That question will be the impetus for endless debate and consternation for the next few generations. We stumbled through the last century searching for ways to distinguish ourselves from apes. And we did pretty well until "reality TV" came along and exposed our penchant for fit survivors and puffy chest mating games.
Today, with accelerated advances in genetics, nanotechnology, and robotics, the quest for essential humanity shifts to a new front. We concern ourselves less with the puzzle of how we gained our humanity and worry more about losing it.
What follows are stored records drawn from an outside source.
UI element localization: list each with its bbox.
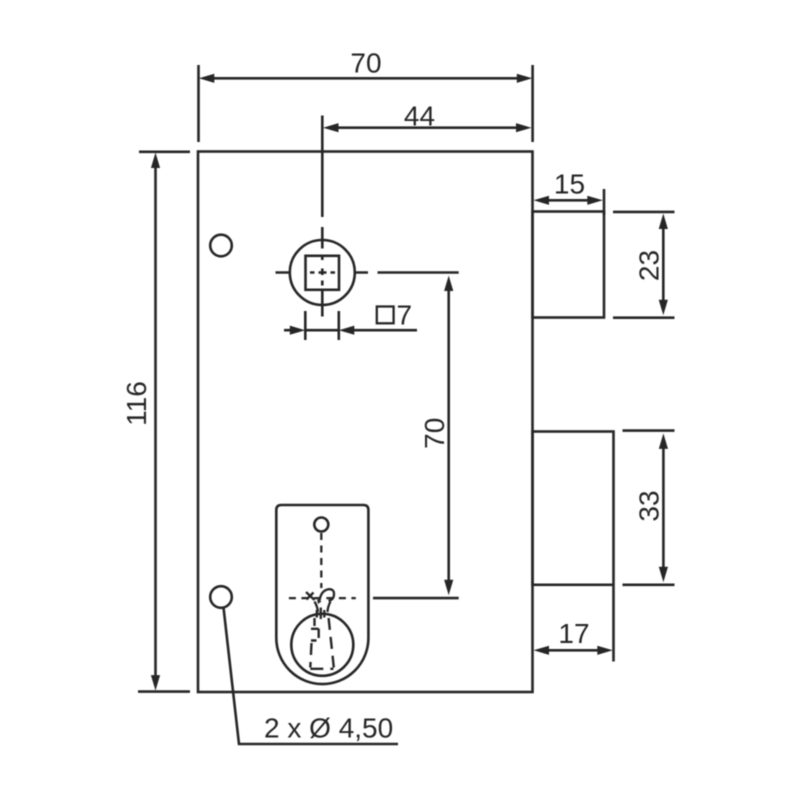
dim 23 top arrow (659, 214, 668, 230)
screw hole top (210, 235, 232, 257)
svg-text:7: 7 (397, 300, 413, 331)
leader line screw holes (224, 608, 399, 745)
svg-text:44: 44 (404, 101, 435, 132)
spindle square hole (306, 256, 340, 290)
dim 15 right arrow (587, 196, 603, 205)
svg-text:70: 70 (419, 418, 450, 449)
dim 70 vertical bottom arrow (444, 580, 453, 596)
dim 23 extension lines (613, 212, 675, 318)
dim 17 right arrow (597, 646, 613, 655)
svg-text:2 x Ø 4,50: 2 x Ø 4,50 (264, 713, 393, 744)
spindle center mark (310, 256, 335, 286)
dim 17 dimension line (547, 649, 599, 652)
dim 70 vertical top tick (378, 271, 459, 274)
dim 116 extension ticks (138, 152, 190, 692)
svg-text:33: 33 (633, 490, 664, 521)
dim 116 dimension line (154, 166, 157, 677)
dim 70 vertical top arrow (444, 276, 453, 292)
key bow profile (306, 589, 334, 619)
keyhole vertical dashed centerline (320, 533, 322, 588)
dim 17 extension line (612, 586, 615, 662)
dim 116 bottom arrow (151, 675, 160, 691)
dim 33 top arrow (659, 433, 668, 449)
cylinder circle (291, 614, 353, 676)
keyhole cutout outline (276, 505, 368, 684)
svg-text:70: 70 (350, 48, 381, 79)
keyhole horizontal dashed centerline (289, 597, 356, 599)
dim 33 bottom arrow (659, 567, 668, 583)
dim square7 right arrow (339, 326, 355, 335)
dim 70 vertical bottom tick (373, 597, 459, 600)
dim square7 extension lines (305, 311, 339, 340)
dim 33 extension lines (623, 431, 675, 585)
deadbolt box (533, 432, 614, 585)
keyhole pin circle (314, 518, 328, 532)
dim square7 dimension line (284, 329, 417, 332)
dim 116 top arrow (151, 153, 160, 169)
svg-text:15: 15 (554, 169, 585, 200)
svg-text:116: 116 (121, 381, 152, 426)
dim 15 left arrow (534, 196, 550, 205)
dim 70 vertical dimension line (447, 289, 450, 581)
dim 70 top dimension line (213, 77, 518, 80)
dim 17 left arrow (534, 646, 550, 655)
dim 15 extension line (603, 189, 606, 215)
lock case outline (198, 152, 533, 693)
spindle horizontal centerline (276, 271, 369, 274)
dim 44 left arrow (323, 123, 339, 132)
dim square7 square symbol (377, 307, 394, 324)
dim 15 dimension line (547, 199, 589, 202)
dim 23 bottom arrow (659, 300, 668, 316)
dim 33 dimension line (662, 447, 665, 568)
svg-text:23: 23 (633, 250, 664, 281)
spindle vertical centerline (321, 116, 324, 317)
svg-text:17: 17 (558, 618, 589, 649)
dim 70 top left arrow (199, 74, 215, 83)
dim 70 top extension lines (199, 65, 533, 142)
dim 44 right arrow (516, 123, 532, 132)
dim 70 top right arrow (517, 74, 533, 83)
latch faceplate box (533, 212, 605, 318)
dim 23 dimension line (662, 228, 665, 302)
spindle hub circle (290, 240, 355, 305)
screw hole bottom (210, 586, 232, 608)
dim 44 dimension line (337, 126, 517, 129)
key blade hidden outline (310, 618, 334, 669)
dim square7 left arrow (290, 326, 306, 335)
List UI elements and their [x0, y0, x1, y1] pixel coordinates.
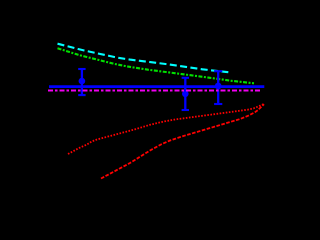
- blue error bar 3: [214, 71, 222, 104]
- red dotted upper curve: [68, 104, 264, 154]
- blue solid horizontal line: [49, 85, 264, 88]
- magenta dash-dot horizontal line: [48, 90, 262, 92]
- blue error bar 2: [182, 78, 189, 110]
- red dashed lower curve: [101, 104, 264, 178]
- cyan dashed model curve: [58, 44, 232, 73]
- green dash-dot model curve: [58, 48, 255, 83]
- blue error bar 1: [78, 69, 85, 95]
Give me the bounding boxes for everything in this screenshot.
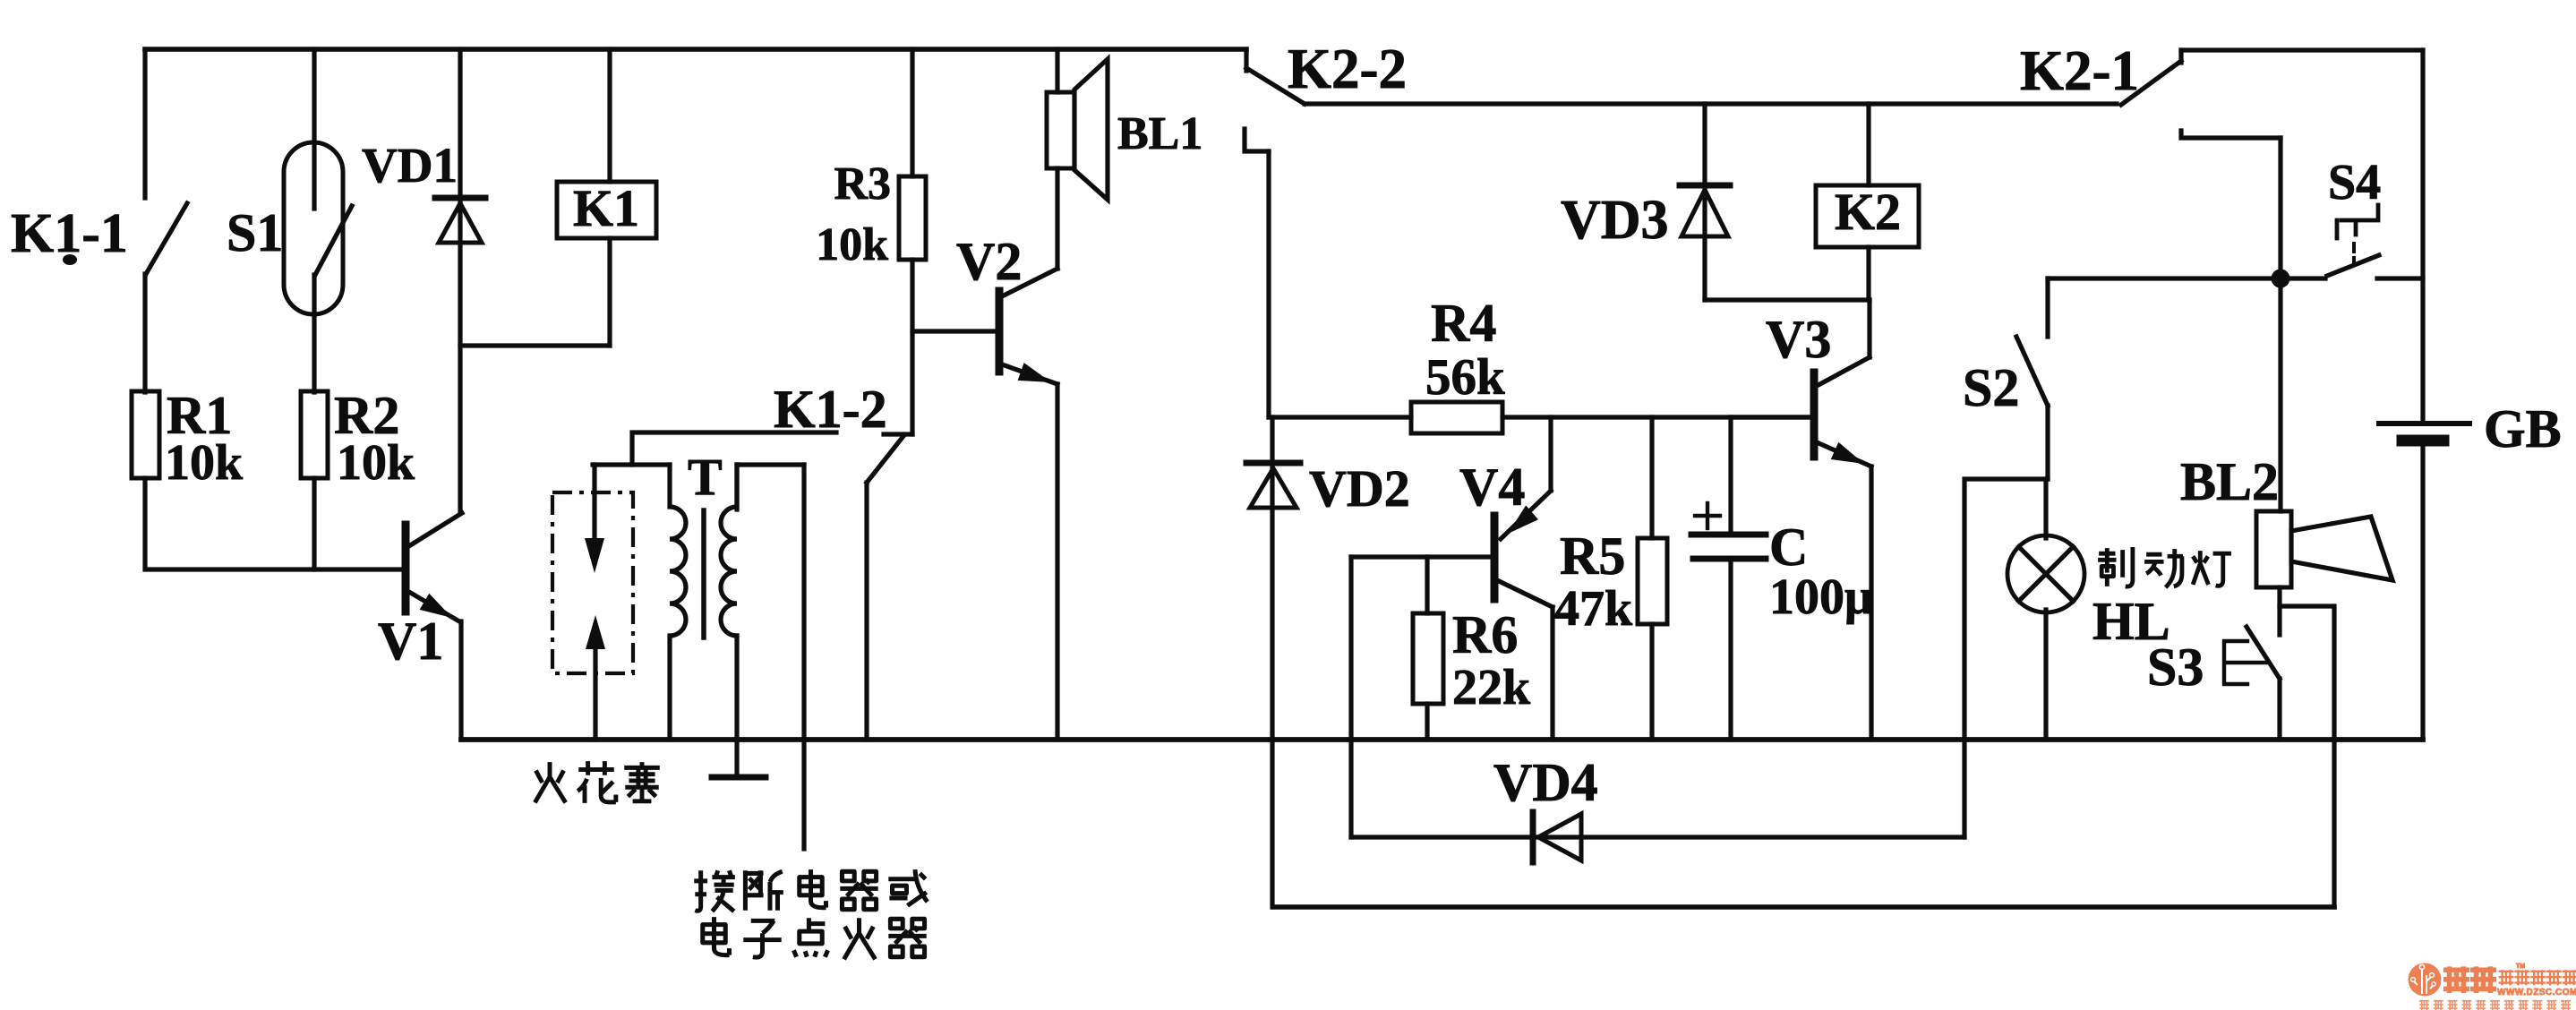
svg-text:K2: K2 xyxy=(1835,183,1901,241)
switch K2-2 (relay contact) xyxy=(1245,49,1305,151)
wire BL2 return to bottom rail xyxy=(2280,606,2334,907)
wire alarm feed (K2-1 to BL2) xyxy=(2278,138,2282,511)
diode VD1 xyxy=(435,49,485,513)
svg-text:K1: K1 xyxy=(573,179,639,237)
svg-text:BL2: BL2 xyxy=(2180,452,2279,511)
wire K1 coil to VD1 anode xyxy=(460,343,610,347)
svg-text:TM: TM xyxy=(2516,963,2525,970)
diode VD3 xyxy=(1680,104,1730,300)
relay coil K1 xyxy=(557,49,656,346)
svg-text:10k: 10k xyxy=(337,435,415,491)
svg-text:R5: R5 xyxy=(1560,526,1625,586)
svg-text:10k: 10k xyxy=(165,435,244,491)
label R3 value 10k xyxy=(816,158,891,270)
wire V4 base to VD4 rail xyxy=(1348,557,1353,837)
battery GB xyxy=(2379,50,2469,740)
wire secondary to ground xyxy=(734,636,739,775)
svg-text:K2-1: K2-1 xyxy=(2020,39,2139,102)
svg-text:WWW.DZSC.COM: WWW.DZSC.COM xyxy=(2497,988,2576,997)
label R1 value 10k xyxy=(165,386,244,491)
wire K2-2 contact to R4 node xyxy=(1266,151,1271,417)
resistor R3 xyxy=(899,49,926,434)
label 接断电器或 xyxy=(694,869,928,912)
svg-text:R4: R4 xyxy=(1431,294,1496,353)
brake lamp HL xyxy=(2007,479,2084,740)
svg-text:VD1: VD1 xyxy=(362,138,458,193)
svg-text:R6: R6 xyxy=(1452,605,1518,664)
wire bottom feedback rail xyxy=(1273,904,2334,910)
svg-text:BL1: BL1 xyxy=(1117,108,1202,159)
svg-text:K1-2: K1-2 xyxy=(774,380,887,439)
svg-text:C: C xyxy=(1769,518,1808,577)
relay coil K2 xyxy=(1816,104,1919,300)
svg-text:T: T xyxy=(688,448,723,506)
wire V3 emitter to ground bus xyxy=(1869,466,1873,740)
diode VD4 with rail xyxy=(1351,812,1964,862)
svg-text:VD2: VD2 xyxy=(1309,459,1410,518)
label C value 100u xyxy=(1769,518,1873,625)
label K1-1 xyxy=(11,203,128,265)
capacitor C (electrolytic) xyxy=(1691,417,1766,740)
speaker BL1 xyxy=(1047,49,1108,200)
wire R1 bottom to V1 base node xyxy=(145,478,403,569)
transistor V1 (PNP, oscillator) xyxy=(406,513,462,621)
label 电子点火器 xyxy=(703,917,927,959)
switch K1-2 (relay contact) xyxy=(632,432,912,740)
svg-text:V1: V1 xyxy=(378,612,443,671)
watermark 专业电子元器件交易网站 xyxy=(2419,1000,2571,1010)
wire V2 emitter to ground bus xyxy=(1055,384,1059,740)
svg-text:S2: S2 xyxy=(1963,358,2019,417)
wire battery positive rail xyxy=(2181,47,2423,52)
svg-text:S3: S3 xyxy=(2147,638,2204,697)
label R4 value 56k xyxy=(1425,294,1505,406)
switch S3 (brake pedal switch) xyxy=(2224,627,2280,740)
transformer core xyxy=(701,510,706,638)
ground symbol xyxy=(712,775,766,781)
wire to breaker / igniter xyxy=(801,465,806,849)
svg-text:S1: S1 xyxy=(227,203,283,262)
label R6 value 22k xyxy=(1452,605,1531,715)
wire lamp feed rail xyxy=(2048,276,2325,280)
switch S2 xyxy=(2016,278,2048,479)
spark plug electrode arrows xyxy=(585,465,605,740)
junction dot xyxy=(2272,270,2290,288)
resistor R4 xyxy=(1269,402,1812,433)
switch K1-1 (relay contact) xyxy=(145,49,187,392)
wire R2 bottom to V1 base node xyxy=(312,478,316,569)
svg-text:47k: 47k xyxy=(1554,581,1633,637)
svg-text:VD3: VD3 xyxy=(1561,190,1669,251)
svg-text:10k: 10k xyxy=(816,219,888,270)
svg-text:VD4: VD4 xyxy=(1493,753,1598,812)
svg-text:22k: 22k xyxy=(1452,660,1531,715)
svg-text:S4: S4 xyxy=(2328,155,2381,210)
transistor V3 (NPN) xyxy=(1731,300,1871,466)
transformer T primary winding xyxy=(593,465,686,740)
label 制动灯 xyxy=(2098,547,2231,587)
svg-text:GB: GB xyxy=(2484,399,2562,458)
wire S2 to VD4 rail xyxy=(1964,479,2048,837)
svg-text:100μ: 100μ xyxy=(1769,569,1873,625)
resistor R2 xyxy=(301,391,328,478)
svg-text:K2-2: K2-2 xyxy=(1288,38,1407,100)
watermark 维库 电子市场网 TM xyxy=(2443,963,2576,993)
wire V2 collector to BL1 xyxy=(1055,168,1059,269)
transistor V4 (PNP) xyxy=(1351,417,1553,607)
resistor R1 xyxy=(132,391,159,478)
tilt switch S1 xyxy=(284,49,352,392)
spark plug dash-dot housing xyxy=(552,492,633,673)
svg-text:56k: 56k xyxy=(1425,349,1505,406)
transformer T secondary winding xyxy=(721,465,804,636)
wire V4 collector to ground bus xyxy=(1550,607,1554,740)
wire main ground bus xyxy=(461,737,2423,742)
diode VD2 xyxy=(1246,417,1300,907)
transistor V2 (NPN driver) xyxy=(999,269,1057,384)
watermark logo circle xyxy=(2409,963,2442,997)
label R2 value 10k xyxy=(334,386,415,491)
svg-text:V4: V4 xyxy=(1459,458,1525,517)
wire V1 emitter to ground bus xyxy=(458,621,463,740)
switch K2-1 (relay contact) xyxy=(2121,50,2281,138)
svg-text:V2: V2 xyxy=(956,232,1022,291)
resistor R6 xyxy=(1413,557,1443,740)
speaker BL2 xyxy=(2256,511,2392,635)
label R5 value 47k xyxy=(1554,526,1633,637)
wire top supply rail xyxy=(145,47,1246,52)
svg-text:V3: V3 xyxy=(1766,310,1831,369)
wire VD3 to K2 node xyxy=(1705,297,1870,302)
wire K2 control rail xyxy=(1305,101,2117,106)
wire R3 to V2 base xyxy=(912,329,997,333)
switch S4 (pull switch) xyxy=(2327,205,2423,278)
svg-text:R3: R3 xyxy=(834,158,891,210)
resistor R5 xyxy=(1638,417,1667,740)
label spark plug 火花塞 xyxy=(535,761,659,803)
Within the next 10 to 20 years, we can anticipate the evolving convergence of humans and machines. Computing will disappear as we know it. Data will flow directly to our retinas from implanted eye screens, making laptops, cell phones, and palm devices wholly redundant. We will have wireless access to high bandwidth all the time. Web sites will morph into real-time environments, allowing us to share experiences with invited others. Jump ahead another two decades and we'll flood our brains with nanobots that will serve as even more sophisticated communicators and memory banks.
Nonbiological thinking will be billions of times more powerful than biological thinking. Children today receive inoculation shots before entering kindergarten; by 2035 they may be required to receive an infusion of intelligent nanobots giving them all the information they will need to know, making school books a vestige of the past. Though my prognoses may be off, the integration of human and machine intelligence will be intimate. Count on it.